US/UK/Canada/Brazil | 2015 | Directed by Robert Eggers
Logline: A 17th Century Christian family are plagued by a local witch who uses black magic to infiltrate and ruin their lives.
It is New England, North America, circa 1630, and William (Ralph Ineson) and his wife Katherine (Kate Dickie), and their four children, teenager Thomasin (Anya Taylor-Joy), Caleb (Harvey Scrimshaw), and young twins Mercy (Ellie Grainger) and Jonas (Lucas Dawson), have been exiled from their village. A few months later they have re-established themselves in a cottage with a small goat farm, on the edge of a thick forest. But the bad luck has followed them and now it strikes hard.
Thomasin is playing peek-a-boo with the newborn baby, Samuel, and the infant suddenly vanishes; clutched and stolen by a cloaked figure who darts through the forest wilderness with the foulest of agendas. This sets off a chain of events that sees Thomasin being accused of witchcraft and plants the evil seeds of destruction.
The Witch has been riding a broom of intense hype, opening the Sitges Film Festival last year, and receiving much critical acclaim and audience praise. It is so hard these days to avoid hype, to not be affected by it. The social media platforms have given loud voice to everyone’s inner critic, and it’s a harsh and unforgiving realm. Gone are the days when sometimes all you glimpsed of a movie before you saw it in the cinema was a 30-second TV spot, or even just the film poster. You went in cold, and this is arguably the best way to see a movie.
I resisted reading any reviews of The Witch, but I couldn’t avoid seeing comments posted online from those that had already seen the movie overseas, and it sounded like my kind of horror movie. It certainly proceeds that way; the opening fifteen minutes are excellent. Strong performances from a mostly unknown cast (Ineson and Dickie I recognised from Game Of Thrones), especially Taylor-Joy who essentially carries the movie. The charcoal-grey palette and European 1.66:1 ratio of the cinematography and authentic period costuming and “Olde English” dialogue add a weight of realism to the production, and the truly nightmarish depiction of the hirsute hag preparing her flying ointment gave the movie serious horror punctuation.

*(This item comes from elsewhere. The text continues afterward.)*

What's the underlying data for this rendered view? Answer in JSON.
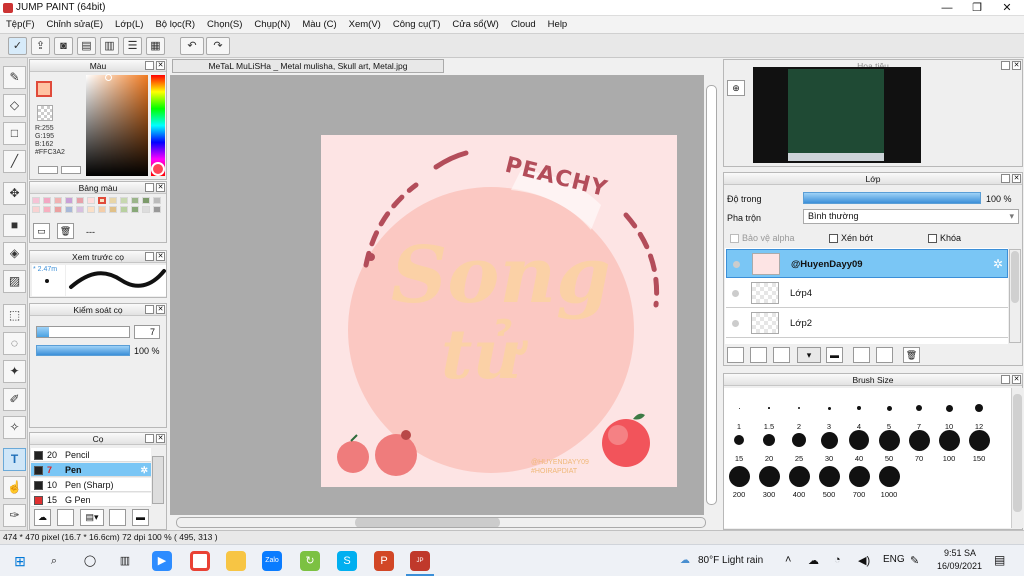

The narrative rests entirely on the implosion of the family unit, the paranoia and distrust cracking through the parental pillars, the children’s innocence inexorably corrupted. This is essentially a chamber piece wearing the unctuous shroud of a witchcraftian horror. It’s a pity then that the strongest, most visceral and affecting horror elements were played out so early, and never returned to with the same nightmarish effect. There are missed opportunities, in particular with Black Phillip (the he-goat who Satan uses as a vessel), but chiefly with the witch (portrayed in all her hideous naked glory by Bathsheba Garnett) - and including her voluptuous younger guise (Victoria Secret model Sarah Stephens) - who mysteriously vanishes three-quarters into the movie, to be replaced by Satan in corporeal form (but only the glimpse of a bearded face in deep shadow), who intends to seal the fate of the desperate Thomasin.
But what happened to the twins?
Half way through The Witch I was certain the narrative was going to head toward a particular Salem-style judgment (the movie is actually set around 60 years before the infamous Salem witch trails), but Eggers chooses a different nihilistic path. It’s not the most satisfying denouement, certainly to those who love The Wicker Man or Kill List, both a lot creepier and overwhelming. But to those who normally don’t watch horror movies Eggers debut feature is compelling and will provide some genuinely unsettling moments. As a drama about the fear of God and the manifestation of supernatural evil The Witch succeeds admirably, but as a True Believin’ horror movie it falls short, playing its Ace of Spades too early in the game, instead of those horns of the Sabbat being driven to the hilt (like Baskin), that the second half and, ultimately, the ending so demands.